KIRO 7 reporter gives sky-high tour of Boeing Dreamliner on way to Japan


SEATTLE - Boeing's new 787 Dreamliner has been flying people in and out of Sea-Tac Airport for exactly one week, and KIRO 7 Eyewitness News wanted to know if passengers thought the flying experience lived up to all the hype.


   Report Gary Horcher got a ticket to Tokyo aboard the first Dreamliner flight out of Sea-Tac to find out.


Frequent fliers aboard the jet said they noticed immediate differences.


“It seems to be quiet, I thought definitely on the takeoff and it also didn’t have the typical shudder,” said business traveler James MacFarland.


“It sounds different though!  Like when we’re taking off there were a lot of different noises that I don’t normally hear when we’re taking off in an airplane,” said passenger Dylan Hughes.


Horcher said that although you can hear noise, Boeing designed the Dreamliner to be quieter with less engine roar. The wings are structured for a smoother ride in choppy air.


On board, the larger size of the windows is glaringly obvious, drawing your eye to what's outside. They also dim to darkness with a touch of your finger.


“Most people realize they’re larger, but they’re also higher, they’re at eye level,” said passenger Jonathan Spira.


The high ceilings are illuminated with colored mood lighting that changes with the time of day.


Everything comes together to create a much more open environment, and that makes the passenger feel better,” said Spira.


After about four hours into the flight, one thing that seemed to be a proof of performance was that passengers like Horcher who suffer from ear pain and sinus problems because of pressure didn’t have any problems.


Passengers said they could really feel the difference.


“My ears have barely popped at all,” said Hughes.


Boeing designed the 787's cabin pressure to feel more like being on the ground.  The air is more humid, filtered to be fresher and healthier. 


“I feel more comfortable than I normally would.   It could be the air and just the roominess of everything,” said Hughes.


ANA Airlines and Boeing designed spacious business class pods with room for working. Seats open 90 degrees flat for sleeping.


Economy seating is still spacious -- the seats are slightly wider -- and in the wide body plane there are two isles. But passengers noticed something about one of the biggest features -- the oversized overhead bins.


“Like your jacket, you kind of have to be more careful because it wouldn’t stay flat, it will fire into the back.  So, I’m surprised they would miss that.  You could actually hear my jacket slide to the back,” said McFarland.


Another feature about the Dreamliner is something Boeing engineers call the “Dream Lavatory.”


The door opens in on itself, revealing a larger bathroom than on a lot of other airplanes, complete with its own window. And it's hands-free, too.  You wave your hand over the electric eye, and not only does it flush, it lowers the lid and sanitizes the bathroom for you.

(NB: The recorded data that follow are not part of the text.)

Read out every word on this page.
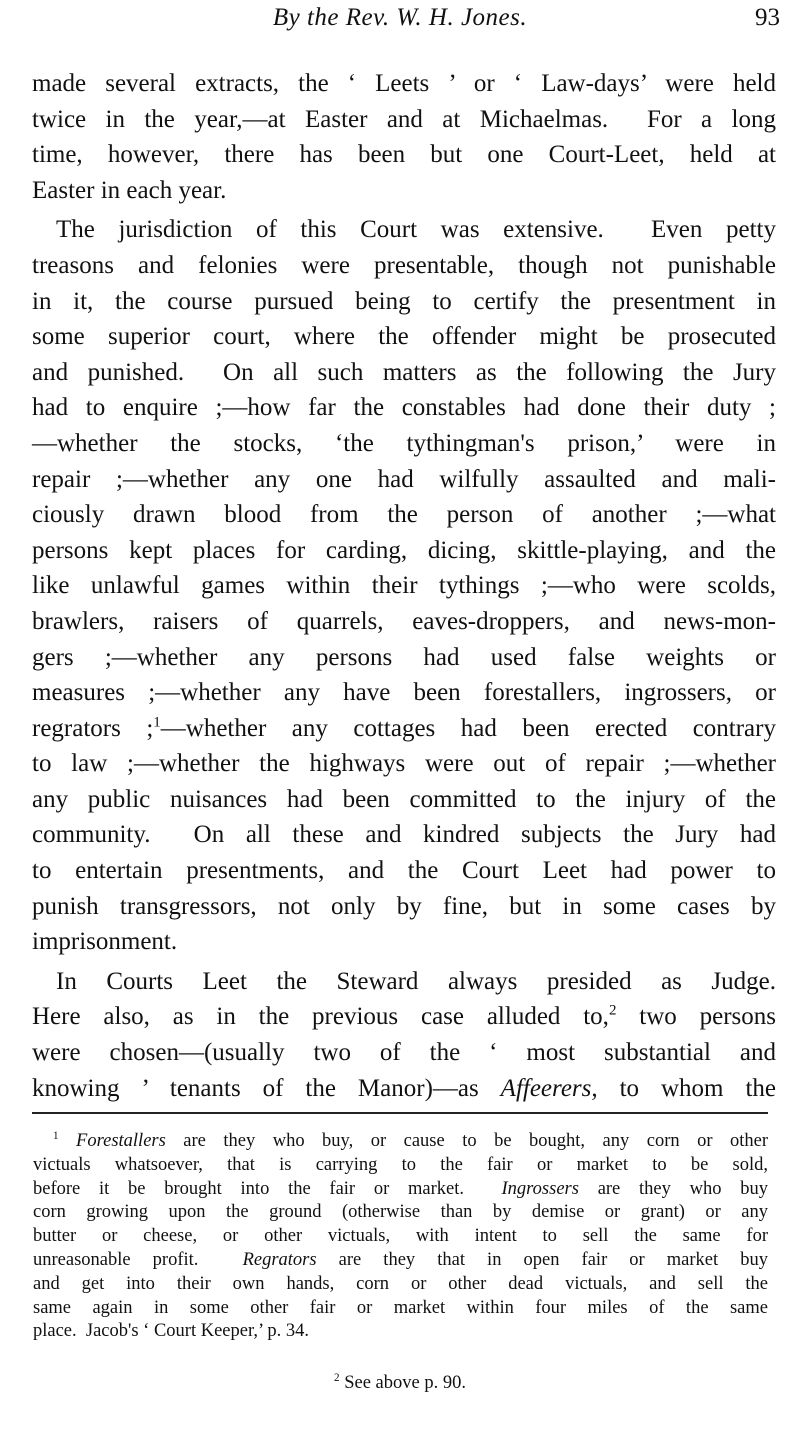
By the Rev. W. H. Jones.	93
made several extracts, the ‘ Leets ’ or ‘ Law-days’ were held
twice in the year,—at Easter and at Michaelmas.  For a long
time, however, there has been but one Court-Leet, held at
Easter in each year.
The jurisdiction of this Court was extensive.  Even petty
treasons and felonies were presentable, though not punishable
in it, the course pursued being to certify the presentment in
some superior court, where the offender might be prosecuted
and punished.  On all such matters as the following the Jury
had to enquire ;—how far the constables had done their duty ;
—whether the stocks, ‘the tythingman's prison,’ were in
repair ;—whether any one had wilfully assaulted and mali-
ciously drawn blood from the person of another ;—what
persons kept places for carding, dicing, skittle-playing, and the
like unlawful games within their tythings ;—who were scolds,
brawlers, raisers of quarrels, eaves-droppers, and news-mon-
gers ;—whether any persons had used false weights or
measures ;—whether any have been forestallers, ingrossers, or
regrators ;$^1$—whether any cottages had been erected contrary
to law ;—whether the highways were out of repair ;—whether
any public nuisances had been committed to the injury of the
community.  On all these and kindred subjects the Jury had
to entertain presentments, and the Court Leet had power to
punish transgressors, not only by fine, but in some cases by
imprisonment.
In Courts Leet the Steward always presided as Judge.
Here also, as in the previous case alluded to,$^2$ two persons
were chosen—(usually two of the ‘ most substantial and
knowing ’ tenants of the Manor)—as Affeerers, to whom the
$^1$ Forestallers are they who buy, or cause to be bought, any corn or other
victuals whatsoever, that is carrying to the fair or market to be sold,
before it be brought into the fair or market.  Ingrossers are they who buy
corn growing upon the ground (otherwise than by demise or grant) or any
butter or cheese, or other victuals, with intent to sell the same for
unreasonable profit.  Regrators are they that in open fair or market buy
and get into their own hands, corn or other dead victuals, and sell the
same again in some other fair or market within four miles of the same
place.  Jacob's ‘ Court Keeper,’ p. 34.
$^2$ See above p. 90.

Flying on ANA's Dreamliner costs about the same as flying on any other jet.  Horcher found tickets to Tokyo for $1,600 round trip in economy.


After 10 hours and 18 minutes, passengers told Horcher the difference in comfort was dramatic.


“I think that this definitely raises the bar for what airplanes should be like, for what a flying experience should be like,” said Hughes.



ANA Airlines put fewer seats on the 787 to give people more room.



Seating on other airlines flying the Dreamliner could be completely different.